La Nueva Domingo

Santiago de Liniers y Bremond, el primer caudillo popular

Fue el penúltimo virrey del Río de la Plata entre 1807 y 1809. Nació en Francia en 1753. Héroe en las Invasiones Inglesas.

- Ricardo de Titto Especial para “La Nueva.”

Fallecida su primera esposa, contrae enlace con la hija del hacendado criollo Martín de Sarratea, una de las principale­s fortunas de Buenos Aires. En 1802 es gobernador político y militar de Misiones, y en 1806, ante la posible invasión británica, el virrey marqués de Sobremonte lo traslada al puerto de Ensenada para que impida el desembarco enemigo, que finalmente se produce en Quilmes.

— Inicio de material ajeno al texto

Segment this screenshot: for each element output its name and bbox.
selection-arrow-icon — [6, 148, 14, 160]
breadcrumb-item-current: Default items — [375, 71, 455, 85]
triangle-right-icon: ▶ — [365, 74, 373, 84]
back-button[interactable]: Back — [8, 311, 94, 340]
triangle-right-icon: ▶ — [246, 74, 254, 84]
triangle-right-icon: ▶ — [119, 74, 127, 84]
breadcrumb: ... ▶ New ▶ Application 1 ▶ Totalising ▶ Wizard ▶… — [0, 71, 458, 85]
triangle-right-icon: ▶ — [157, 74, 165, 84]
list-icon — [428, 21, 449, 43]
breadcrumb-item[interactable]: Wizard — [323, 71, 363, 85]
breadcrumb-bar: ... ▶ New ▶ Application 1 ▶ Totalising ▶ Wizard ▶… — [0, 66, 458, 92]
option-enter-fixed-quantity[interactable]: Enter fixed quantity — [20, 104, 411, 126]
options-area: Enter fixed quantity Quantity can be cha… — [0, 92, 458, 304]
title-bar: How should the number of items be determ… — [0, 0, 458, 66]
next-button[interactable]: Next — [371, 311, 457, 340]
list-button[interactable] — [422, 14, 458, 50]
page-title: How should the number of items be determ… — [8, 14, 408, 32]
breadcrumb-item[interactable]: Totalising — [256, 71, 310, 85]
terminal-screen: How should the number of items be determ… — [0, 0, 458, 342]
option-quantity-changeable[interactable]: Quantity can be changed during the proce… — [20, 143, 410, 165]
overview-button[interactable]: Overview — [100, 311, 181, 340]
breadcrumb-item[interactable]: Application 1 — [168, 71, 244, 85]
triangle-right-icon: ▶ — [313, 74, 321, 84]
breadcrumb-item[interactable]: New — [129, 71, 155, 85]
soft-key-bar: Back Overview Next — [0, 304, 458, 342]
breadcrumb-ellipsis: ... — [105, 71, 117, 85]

Con la ciudad en poder de los británicos se dirige a Montevideo para conseguir tropas del gobernador, mientras Juan Martín de Pueyrredón organiza a los paisanos y el poderoso comerciant­e español Martín de Álzaga a los porteños. El 3 de agosto, Liniers retorna y una semana más tarde las fuerzas combinadas se hallan en Buenos Aires. Tras varios combates y asedios, el 12 de agosto de 1806, el jefe británico William Carr Beresford se rinde.

Convocado un cabildo abierto, el virrey debió conferir el poder militar a Liniers, convertido en caudillo popular. A principios de 1807 los ingleses, tras sostener sus posiciones en la Banda Oriental y recibir importante­s refuerzos, retoman la ofensiva y el virrey Sobremonte es depuesto. La Audiencia es revestida de poderes civiles y Liniers, de los militares.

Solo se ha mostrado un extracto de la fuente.